“We’re agreeing with the lie,” therapist Stephanie Winn says, “that these vulnerable young people really have no other ways of coping than to make life-altering decisions with a lot of negative ramifications for their health.”
In a recent episode of “American Thought Leaders,” host Jan Jekielek talked with Stephanie Winn, a licensed marriage and family therapist who’s currently treating detransitioners and parents of gender-questioning youth. Winn is also featured in “Affirmation Generation,” a new documentary that critically explores the “gender-affirming” model, society’s suppression of detransitioners, the for-profit trans industry, and the many myths associated with being transgender.
This social affirmation by therapists is the first step in a process that leads to experimental hormones and surgeries that are very costly to physical health. We’re undermining people’s long-term health when we practice “gender-affirming” care. We’re agreeing with the lie that these vulnerable young people really have no other ways of coping than to make life-altering decisions with a lot of negative ramifications for their health.
If healthy people can pass through normal phases of life thinking they didn’t want children and then that changed for them, how can we assume that young, vulnerable, mentally unwell, impulsive teenagers and prepubescent teens could possibly know what they’ll want in the future?
There’s a dangerous presupposition that if you treat gender dysphoria by changing the young person’s body, all the other issues will go away. What I see is actually the opposite.
You’ll hear these youth refer to things as “my dysphoria.” When they say my dysphoria, they could be talking about anything. They could be talking about PMS or social anxiety or ADHD. We know that about 48 percent of the children referred to the Tavistock Gender Identity Clinic, which has now been ordered to shut down, were autistic.
Many of the vulnerable young people who are presenting with gender dysphoria are autistic, and many have trauma histories. They’ve been bullied, and they’ve been abandoned. We know these kids are overrepresented in foster care and adoption. The natural response to that is shame and inadequacy.
That shame can be painful and overwhelming. It takes a lot of maturity to learn how to integrate our shame and tolerate it. So there is this idea that “Nothing’s wrong with me, my identity, my mind, my psyche; it’s my body that’s wrong. That’s why I’m different.”
If you look at all the psychiatric comorbidities, as far as I’m aware, the rate of suicidal ideation amongst trans-identified youth isn’t higher than non-trans-identified young people with those same comorbidities. But we should also consider that a lot of these young people are being told on the internet and by their peers that they should threaten suicide to get what they want; therefore, we see a higher rate of suicidal ideation.
The threat of suicide has been grossly distorted and people have been intimidated in a way that’s really quite sick, because that’s truly every parent’s worst fear. The fact that people are using it in a manipulative way is just morally abhorrent.
And you’re right that these trans-identified young people are being set up to become medical patients for life. Once someone is on cross-sex hormones, for example, they have to continue taking those hormones. And if they don’t, if they physically “detransition,” then they’re going to encounter another host of medical problems. The detrans young people I’ve met are dealing with really complex and novel medical situations that a lot of doctors don’t know how to treat.

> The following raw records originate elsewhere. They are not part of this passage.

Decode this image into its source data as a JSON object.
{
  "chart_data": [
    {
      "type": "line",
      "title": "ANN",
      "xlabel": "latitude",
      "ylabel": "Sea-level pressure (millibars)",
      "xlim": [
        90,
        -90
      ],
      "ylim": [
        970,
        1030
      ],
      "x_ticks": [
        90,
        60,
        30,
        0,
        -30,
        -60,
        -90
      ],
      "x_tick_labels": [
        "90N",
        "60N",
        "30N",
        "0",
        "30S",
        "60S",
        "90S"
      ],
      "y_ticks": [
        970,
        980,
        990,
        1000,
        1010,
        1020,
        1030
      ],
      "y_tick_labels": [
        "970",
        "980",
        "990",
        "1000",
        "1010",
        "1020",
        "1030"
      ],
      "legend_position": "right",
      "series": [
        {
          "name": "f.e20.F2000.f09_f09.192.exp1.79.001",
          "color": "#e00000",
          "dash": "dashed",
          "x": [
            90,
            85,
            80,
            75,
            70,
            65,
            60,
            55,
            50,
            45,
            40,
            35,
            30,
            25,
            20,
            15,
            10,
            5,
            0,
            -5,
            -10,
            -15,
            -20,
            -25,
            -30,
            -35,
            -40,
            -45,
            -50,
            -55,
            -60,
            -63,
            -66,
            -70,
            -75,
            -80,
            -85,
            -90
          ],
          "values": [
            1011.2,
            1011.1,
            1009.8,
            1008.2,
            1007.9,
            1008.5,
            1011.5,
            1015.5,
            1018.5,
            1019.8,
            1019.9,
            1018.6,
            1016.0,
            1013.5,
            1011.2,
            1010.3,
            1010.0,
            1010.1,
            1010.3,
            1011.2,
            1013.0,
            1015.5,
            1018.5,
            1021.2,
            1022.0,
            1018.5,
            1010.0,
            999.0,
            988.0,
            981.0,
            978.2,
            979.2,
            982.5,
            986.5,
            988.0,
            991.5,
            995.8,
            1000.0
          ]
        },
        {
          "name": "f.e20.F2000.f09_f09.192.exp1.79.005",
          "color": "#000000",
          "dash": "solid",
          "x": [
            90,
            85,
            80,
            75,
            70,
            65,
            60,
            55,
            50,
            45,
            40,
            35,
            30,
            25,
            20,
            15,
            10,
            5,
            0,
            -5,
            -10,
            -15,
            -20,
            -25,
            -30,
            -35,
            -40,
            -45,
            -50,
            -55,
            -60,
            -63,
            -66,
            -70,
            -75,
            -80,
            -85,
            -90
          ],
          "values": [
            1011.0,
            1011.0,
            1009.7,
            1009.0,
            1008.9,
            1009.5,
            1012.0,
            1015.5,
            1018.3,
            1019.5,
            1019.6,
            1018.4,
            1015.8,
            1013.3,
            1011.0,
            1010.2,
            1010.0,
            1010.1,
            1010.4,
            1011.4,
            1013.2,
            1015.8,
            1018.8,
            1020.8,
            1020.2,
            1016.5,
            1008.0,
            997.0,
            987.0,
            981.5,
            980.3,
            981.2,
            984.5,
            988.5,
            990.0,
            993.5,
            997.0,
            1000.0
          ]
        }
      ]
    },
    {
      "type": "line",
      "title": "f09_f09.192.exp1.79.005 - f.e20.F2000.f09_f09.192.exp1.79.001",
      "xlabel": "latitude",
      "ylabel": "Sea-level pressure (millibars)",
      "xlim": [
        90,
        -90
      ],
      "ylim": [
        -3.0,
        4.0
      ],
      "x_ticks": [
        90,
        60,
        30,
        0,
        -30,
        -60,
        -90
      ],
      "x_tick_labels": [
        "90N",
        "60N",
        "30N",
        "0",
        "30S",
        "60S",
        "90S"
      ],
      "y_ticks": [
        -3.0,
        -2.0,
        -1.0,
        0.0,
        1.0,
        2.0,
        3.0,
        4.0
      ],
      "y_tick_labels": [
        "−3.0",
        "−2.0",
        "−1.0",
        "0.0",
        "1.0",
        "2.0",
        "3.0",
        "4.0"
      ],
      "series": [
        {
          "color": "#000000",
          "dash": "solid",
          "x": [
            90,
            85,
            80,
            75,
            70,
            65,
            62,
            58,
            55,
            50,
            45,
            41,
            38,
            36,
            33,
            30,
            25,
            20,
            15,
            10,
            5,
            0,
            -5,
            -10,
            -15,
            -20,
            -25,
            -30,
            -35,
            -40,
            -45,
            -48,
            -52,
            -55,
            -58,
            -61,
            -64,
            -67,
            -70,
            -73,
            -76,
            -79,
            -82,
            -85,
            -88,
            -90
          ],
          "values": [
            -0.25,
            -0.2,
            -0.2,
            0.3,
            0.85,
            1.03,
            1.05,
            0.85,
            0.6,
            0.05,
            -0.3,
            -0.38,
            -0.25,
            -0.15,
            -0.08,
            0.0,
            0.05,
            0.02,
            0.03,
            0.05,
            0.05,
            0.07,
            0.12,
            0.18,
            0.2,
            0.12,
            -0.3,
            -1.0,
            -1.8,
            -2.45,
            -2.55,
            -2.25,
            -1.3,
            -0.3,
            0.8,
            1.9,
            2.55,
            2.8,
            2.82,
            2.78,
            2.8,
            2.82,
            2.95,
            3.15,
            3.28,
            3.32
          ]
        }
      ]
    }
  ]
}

We need to start looking at what people are experiencing, being present with the pain and suffering we’ve caused them. Detransitioners have been medically and mentally harmed by the professionals who are supposed to help them, and now they don’t trust us, and that’s our fault. We need to earn back their trust, and that’s not a process that can be rushed.
We also need to start educating a new generation of professionals to deal with the aftermath, as well as making some societal shifts. For instance, medical care for detransitioners isn’t properly funded. Can you believe that in some cases Medicaid will pay for a confused, distressed young woman to amputate her breasts, but they won’t pay for reconstruction? Not that you can reconstruct breasts; you can’t restore the breast tissue if the mammary glands have been removed. But if she wants something cosmetic to help her feel like she’s restoring her dignity, they won’t provide that.